KUNINGAN (MASS) – Tulisan ini akan bercerita tentang ‘seru’nya ikut panen di kampung halaman, Desa/Kecamatan Subang.
Tepat pada Rabu (29/6/2021),sawah turun temurun semenjak kakek buyut ini akhirnya kembali panen.
Di kampung, mungkin di setiap masyarakat petani, musim panen adalah hal menggembirakan sekaligus membingungkan, karena kerap kali kesulitan mendapatkan buruh tani untuk membantu.
Karena hal itulah, meski sudah laka tidak ‘nyawah’, penulis memilih pulang untuk sekedar membantu.
Meski hanya dua petak kecil, panen tetaplah panen. Ada sejumlah keriwehan yang tetap harus dipersiapkan.
Mulai dari arit, samak, hingga ‘pengeprakan’. Disini memang hampir semua serba manual.
Untungnya, meski tidak mendapat buruh tani tetap, ada beberapa yang masih saudara, bisa membantu.
Kebiasaan saling membantu ini memang agak unik. Orang yang bantu, tidak diberi upah, hanya makan di tempat, untuk dibawa ke rumah dan rokok. Tapi ya, biasanya membantu untuk beberapa jam saja, memang tidak full.
Lebih untung lagi, ada saudara yang beda desa sedang senggang. Sehingga pekerjaan lebih mudah dan lebih cepat karena banyak yang membantu.
Ada tradisi yang tidak baku dalam panen. Perempuan misalnya, lebih fokus di ‘ngeprak’ padi. Laki-laki ‘ngarit’.
Kemudian, pengangkut, biasanya lelaki paling muda atau paling kuat angkat-angkat, bisa juga yang belum senior atau skill lainnya belum terlalu menunjang.
Barangtentu, karena paling muda dan mungkin paling tidak punya skill panen, penulis bagian angkut-angkut padi ke tempat ‘ngeprak’.
Bahu membahu sambil saling bercerita ‘ngalor-ngidul’ saat panen memang asyik. Semilir angin di sawah berhembus menabrak kulit dan memberi kesejukan. Tapi ya panas terik matahari juga kadang sangat terasa.
Pekerjaan yang banyak, tiba-tiba saja jadi sedikit. Lalu tak terasa semuanya selesai begitu saja setelah diseling beberapa kali istirahat.
Tak kalah seru pada saat musim panen lagi, adalah sensasi makan di sawah. Bersama-sama, menikmati hidangan di area pesawahan memang tak pernah gagal seru.
Jangan dikira, saat panen bukan hanya orang dewasa saja yang menikmatinya. Ada anak-anak kecil yang turut ‘bobolokot’ disana.
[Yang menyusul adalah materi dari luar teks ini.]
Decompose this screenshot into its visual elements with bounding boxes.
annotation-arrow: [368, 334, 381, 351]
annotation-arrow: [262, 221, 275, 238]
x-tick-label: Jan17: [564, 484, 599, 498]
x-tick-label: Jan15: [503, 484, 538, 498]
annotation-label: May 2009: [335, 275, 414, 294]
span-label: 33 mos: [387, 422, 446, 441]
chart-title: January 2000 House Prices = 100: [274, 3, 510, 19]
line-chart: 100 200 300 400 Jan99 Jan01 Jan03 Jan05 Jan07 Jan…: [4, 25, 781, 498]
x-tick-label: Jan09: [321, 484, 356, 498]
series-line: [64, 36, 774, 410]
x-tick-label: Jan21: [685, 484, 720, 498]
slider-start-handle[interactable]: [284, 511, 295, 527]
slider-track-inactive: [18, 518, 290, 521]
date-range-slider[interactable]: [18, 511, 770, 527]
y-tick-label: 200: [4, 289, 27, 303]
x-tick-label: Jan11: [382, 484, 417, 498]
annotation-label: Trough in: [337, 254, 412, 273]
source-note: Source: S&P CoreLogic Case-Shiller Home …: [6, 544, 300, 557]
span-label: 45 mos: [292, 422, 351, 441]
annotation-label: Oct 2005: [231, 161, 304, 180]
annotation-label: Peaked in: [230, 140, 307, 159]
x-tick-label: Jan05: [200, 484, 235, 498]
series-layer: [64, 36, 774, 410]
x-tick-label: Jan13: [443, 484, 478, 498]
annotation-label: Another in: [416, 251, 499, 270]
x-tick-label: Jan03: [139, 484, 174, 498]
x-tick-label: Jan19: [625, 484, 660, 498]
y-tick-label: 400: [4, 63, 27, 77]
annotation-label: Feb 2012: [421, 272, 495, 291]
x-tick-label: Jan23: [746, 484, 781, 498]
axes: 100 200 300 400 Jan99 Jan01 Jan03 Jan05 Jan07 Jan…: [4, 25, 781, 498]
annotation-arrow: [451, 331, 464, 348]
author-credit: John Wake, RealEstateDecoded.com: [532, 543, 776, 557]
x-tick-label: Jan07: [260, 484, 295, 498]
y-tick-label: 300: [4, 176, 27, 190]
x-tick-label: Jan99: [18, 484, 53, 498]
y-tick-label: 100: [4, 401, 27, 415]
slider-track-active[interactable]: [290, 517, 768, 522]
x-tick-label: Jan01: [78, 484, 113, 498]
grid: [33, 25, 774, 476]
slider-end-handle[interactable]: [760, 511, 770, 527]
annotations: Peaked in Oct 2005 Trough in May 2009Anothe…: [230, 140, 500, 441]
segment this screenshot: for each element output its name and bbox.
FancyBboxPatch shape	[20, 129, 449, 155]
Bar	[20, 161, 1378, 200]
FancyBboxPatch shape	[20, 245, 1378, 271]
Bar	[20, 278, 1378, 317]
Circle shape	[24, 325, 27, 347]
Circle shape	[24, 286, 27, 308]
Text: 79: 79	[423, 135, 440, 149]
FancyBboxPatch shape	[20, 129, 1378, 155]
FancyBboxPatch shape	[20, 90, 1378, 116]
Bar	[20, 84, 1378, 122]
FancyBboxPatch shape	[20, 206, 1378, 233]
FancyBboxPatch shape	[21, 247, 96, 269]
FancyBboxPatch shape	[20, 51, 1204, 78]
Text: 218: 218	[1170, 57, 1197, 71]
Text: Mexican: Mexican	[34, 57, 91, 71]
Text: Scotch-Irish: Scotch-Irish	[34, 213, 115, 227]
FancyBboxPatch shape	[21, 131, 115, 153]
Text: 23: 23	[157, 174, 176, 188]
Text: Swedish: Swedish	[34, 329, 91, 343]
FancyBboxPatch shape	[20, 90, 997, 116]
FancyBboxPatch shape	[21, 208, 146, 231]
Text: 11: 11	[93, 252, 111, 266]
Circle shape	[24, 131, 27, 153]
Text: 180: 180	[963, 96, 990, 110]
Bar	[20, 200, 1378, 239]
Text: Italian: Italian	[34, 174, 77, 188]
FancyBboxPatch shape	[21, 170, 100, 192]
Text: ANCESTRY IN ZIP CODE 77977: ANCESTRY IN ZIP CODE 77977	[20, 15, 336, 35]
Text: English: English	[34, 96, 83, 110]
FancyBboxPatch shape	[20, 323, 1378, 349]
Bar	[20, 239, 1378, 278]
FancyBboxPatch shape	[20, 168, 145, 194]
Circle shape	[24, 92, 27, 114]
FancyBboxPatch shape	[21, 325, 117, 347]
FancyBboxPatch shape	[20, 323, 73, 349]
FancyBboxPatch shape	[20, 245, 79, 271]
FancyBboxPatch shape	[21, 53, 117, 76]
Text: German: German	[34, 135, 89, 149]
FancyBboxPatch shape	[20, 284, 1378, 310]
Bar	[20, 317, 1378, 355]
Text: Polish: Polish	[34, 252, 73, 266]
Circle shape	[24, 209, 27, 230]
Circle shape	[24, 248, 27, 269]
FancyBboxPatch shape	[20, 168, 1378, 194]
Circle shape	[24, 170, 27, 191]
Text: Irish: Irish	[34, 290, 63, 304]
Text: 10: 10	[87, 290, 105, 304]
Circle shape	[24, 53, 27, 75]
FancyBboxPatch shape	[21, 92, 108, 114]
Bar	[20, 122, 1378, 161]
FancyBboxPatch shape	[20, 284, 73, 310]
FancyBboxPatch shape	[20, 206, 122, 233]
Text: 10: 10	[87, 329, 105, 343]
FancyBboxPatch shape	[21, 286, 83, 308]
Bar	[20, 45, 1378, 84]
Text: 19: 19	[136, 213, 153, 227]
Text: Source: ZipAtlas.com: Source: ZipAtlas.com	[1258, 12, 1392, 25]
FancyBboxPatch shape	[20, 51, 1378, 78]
Bukan dipaksa kerja, mereka memang senang-senang saja.
Tentu ini jadi penghibur bagi penulis, saat lama di perantauan dan tak lagi kenal sawah. Saat anak-anak yang ditemui asyik dengan gadgetnya, pulang kampung dan sekedar sedikit membantu ternyata jadi obat dan nostalgia.
Obat akan kepenatan rutinitas di area kota. Serta jadi nostalgia, dimana waktu kecil yang lebih banyak habis bermain kotor. (Eki)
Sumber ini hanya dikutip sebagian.